L’OMS appelle donc ses partenaires non gouvernementaux actifs en RDC, comme Médecins sans frontières et la Croix-Rouge, de même que les bailleurs de fonds internationaux, comme l’Union européenne, les États-Unis et le Canada, à « se mobiliser comme on s’est mobilisés contre l’Ebola ».

Priorité : eau potable

La première chose à faire pour freiner la propagation du choléra est d’assurer l’approvisionnement en eau potable, explique Cédric Yansouni, directeur adjoint du Centre J.D. MacLean pour les maladies tropicales de l’Université McGill, à Montréal.

Il faut ensuite mettre en place des « centres de traitements compétents » pour soigner les malades et « minimiser la contagion », ajoute l’infectiologue-microbiologiste.

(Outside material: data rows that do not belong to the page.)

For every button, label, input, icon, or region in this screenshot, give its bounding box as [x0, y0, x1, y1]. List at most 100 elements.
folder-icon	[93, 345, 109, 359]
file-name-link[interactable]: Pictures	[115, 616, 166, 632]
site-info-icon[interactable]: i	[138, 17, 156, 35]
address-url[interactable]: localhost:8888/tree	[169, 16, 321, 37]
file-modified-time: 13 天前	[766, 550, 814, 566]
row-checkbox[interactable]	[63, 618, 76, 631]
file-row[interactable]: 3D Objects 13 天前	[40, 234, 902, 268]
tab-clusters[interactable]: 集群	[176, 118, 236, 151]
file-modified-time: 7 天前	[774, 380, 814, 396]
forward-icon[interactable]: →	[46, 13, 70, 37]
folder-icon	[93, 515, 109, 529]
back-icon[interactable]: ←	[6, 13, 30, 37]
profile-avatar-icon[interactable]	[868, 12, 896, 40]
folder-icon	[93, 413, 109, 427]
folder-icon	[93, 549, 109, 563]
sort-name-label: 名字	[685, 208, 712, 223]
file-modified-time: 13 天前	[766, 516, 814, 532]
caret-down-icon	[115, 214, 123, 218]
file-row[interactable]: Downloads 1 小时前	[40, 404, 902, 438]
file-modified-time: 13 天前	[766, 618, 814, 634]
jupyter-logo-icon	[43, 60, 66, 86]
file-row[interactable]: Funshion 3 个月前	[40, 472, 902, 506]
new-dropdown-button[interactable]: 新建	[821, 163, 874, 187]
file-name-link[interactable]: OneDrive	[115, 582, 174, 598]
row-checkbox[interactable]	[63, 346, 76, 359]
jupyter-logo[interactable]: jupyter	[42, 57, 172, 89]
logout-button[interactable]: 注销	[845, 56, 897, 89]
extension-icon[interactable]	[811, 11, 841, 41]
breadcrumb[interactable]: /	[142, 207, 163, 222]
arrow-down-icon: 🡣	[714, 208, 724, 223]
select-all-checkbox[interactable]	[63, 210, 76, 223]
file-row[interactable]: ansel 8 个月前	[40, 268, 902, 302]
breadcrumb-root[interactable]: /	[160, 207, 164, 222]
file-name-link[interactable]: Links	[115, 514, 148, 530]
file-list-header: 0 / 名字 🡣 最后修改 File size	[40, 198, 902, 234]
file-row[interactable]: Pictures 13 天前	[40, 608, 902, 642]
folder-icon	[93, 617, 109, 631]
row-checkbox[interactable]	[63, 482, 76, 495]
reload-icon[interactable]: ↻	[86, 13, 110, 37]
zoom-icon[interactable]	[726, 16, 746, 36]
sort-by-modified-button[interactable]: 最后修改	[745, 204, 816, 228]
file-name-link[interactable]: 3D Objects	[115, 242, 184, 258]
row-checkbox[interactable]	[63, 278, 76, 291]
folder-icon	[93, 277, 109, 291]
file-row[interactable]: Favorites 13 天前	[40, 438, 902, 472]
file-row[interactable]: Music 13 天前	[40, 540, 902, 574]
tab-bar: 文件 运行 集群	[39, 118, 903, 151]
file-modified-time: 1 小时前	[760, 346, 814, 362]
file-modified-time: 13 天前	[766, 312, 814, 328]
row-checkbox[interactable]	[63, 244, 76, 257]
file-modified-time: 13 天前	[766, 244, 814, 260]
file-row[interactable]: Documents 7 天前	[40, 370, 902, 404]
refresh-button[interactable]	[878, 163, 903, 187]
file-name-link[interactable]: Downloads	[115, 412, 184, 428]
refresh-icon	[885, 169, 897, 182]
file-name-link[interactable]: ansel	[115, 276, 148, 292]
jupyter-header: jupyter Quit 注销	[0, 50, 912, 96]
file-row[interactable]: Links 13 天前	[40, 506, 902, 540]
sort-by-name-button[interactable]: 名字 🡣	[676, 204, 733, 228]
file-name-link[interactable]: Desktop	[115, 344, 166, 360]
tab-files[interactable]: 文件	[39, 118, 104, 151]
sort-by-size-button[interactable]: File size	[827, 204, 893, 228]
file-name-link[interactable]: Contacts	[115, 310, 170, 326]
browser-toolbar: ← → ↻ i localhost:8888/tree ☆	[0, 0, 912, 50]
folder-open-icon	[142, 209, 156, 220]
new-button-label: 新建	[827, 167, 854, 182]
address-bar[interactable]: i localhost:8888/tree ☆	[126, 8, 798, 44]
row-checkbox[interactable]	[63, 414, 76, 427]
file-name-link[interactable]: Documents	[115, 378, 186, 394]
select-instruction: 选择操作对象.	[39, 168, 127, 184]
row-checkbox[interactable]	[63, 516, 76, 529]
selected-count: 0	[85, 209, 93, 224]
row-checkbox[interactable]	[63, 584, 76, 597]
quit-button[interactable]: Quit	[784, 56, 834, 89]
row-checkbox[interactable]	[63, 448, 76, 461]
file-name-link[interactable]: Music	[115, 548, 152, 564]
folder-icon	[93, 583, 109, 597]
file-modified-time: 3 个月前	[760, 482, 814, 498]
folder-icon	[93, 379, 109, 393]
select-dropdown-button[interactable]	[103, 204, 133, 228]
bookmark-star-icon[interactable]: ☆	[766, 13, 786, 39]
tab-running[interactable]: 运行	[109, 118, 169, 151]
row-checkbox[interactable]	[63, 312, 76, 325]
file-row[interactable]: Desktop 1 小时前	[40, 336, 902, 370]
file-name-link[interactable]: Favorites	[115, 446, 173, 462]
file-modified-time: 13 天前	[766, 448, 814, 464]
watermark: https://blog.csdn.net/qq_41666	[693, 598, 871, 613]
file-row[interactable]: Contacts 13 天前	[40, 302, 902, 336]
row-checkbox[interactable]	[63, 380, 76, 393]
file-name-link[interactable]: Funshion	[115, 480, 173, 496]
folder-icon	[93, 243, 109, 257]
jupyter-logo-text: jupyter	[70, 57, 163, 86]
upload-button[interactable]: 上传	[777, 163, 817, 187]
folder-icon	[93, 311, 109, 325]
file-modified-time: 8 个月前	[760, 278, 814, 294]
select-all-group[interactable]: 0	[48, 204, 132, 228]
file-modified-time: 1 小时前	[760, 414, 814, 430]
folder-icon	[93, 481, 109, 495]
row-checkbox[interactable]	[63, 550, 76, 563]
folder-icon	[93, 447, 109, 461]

Le professeur Bompangue prône en ce sens la pulvérisation au chlore des latrines afin de « couper la chaîne de transmission », affirmant que « le vrai problème du choléra, ce sont les 75 % de personnes [infectées] asymptomatiques ».

Le choléra se guérit facilement lorsque les malades sont pris en charge rapidement, ce qui n’est pas facile dans un pays comme la RDC, qui dispose d’une « capacité de réponse excessivement faible », rappelle le Dr Yansouni.

« Les gens meurent de choses simples dans une grande partie du monde. »

— Le Dr Cédric Yansouni, Université McGill

S’il existe trois vaccins « relativement bons » contre le choléra, « leur durée d’action est relativement brève et il faut deux doses pour qu’ils soient efficaces », explique le Dr Yansouni, ce qui fait en sorte qu’on ne les utilise que de façon complémentaire dans la lutte contre le choléra, surtout dans un pays aux infrastructures de transport peu développées comme la RDC.

L’OMS appelle aussi à profiter des « périodes creuses » pour réaliser des interventions « à long terme » concernant l’accès à l’eau potable de même que la gestion des déchets et des égouts.

Surtout, insiste Cédric Yansouni, il faut éviter de cesser les interventions trop tôt, « une erreur classique dans le contrôle des épidémies, qu’on a même vue au Canada avec le SRAS [syndrome respiratoire aigu sévère] en 2003 ».

L’Ebola « largement endiguée »

La propagation d’Ebola en République démocratique du Congo « a été largement endiguée », écrivait l’Organisation mondiale de la Santé (OMS) dans son plus récent rapport sur la question, le 20 juin dernier. Depuis le début d’avril, la maladie a fait 28 morts sur les 60 cas répertoriés (cas confirmés, probables et suspects confondus), tous dans la province de l’Équateur, dans le nord-ouest du pays. L’OMS prévient cependant qu’« en dépit des progrès accomplis, il faut se garder de tout excès de confiance et ne pas relâcher les efforts tant que l’épidémie n’est pas maîtrisée », disant poursuivre la recherche active de cas. Le dernier cas confirmé remonte au 2 juin.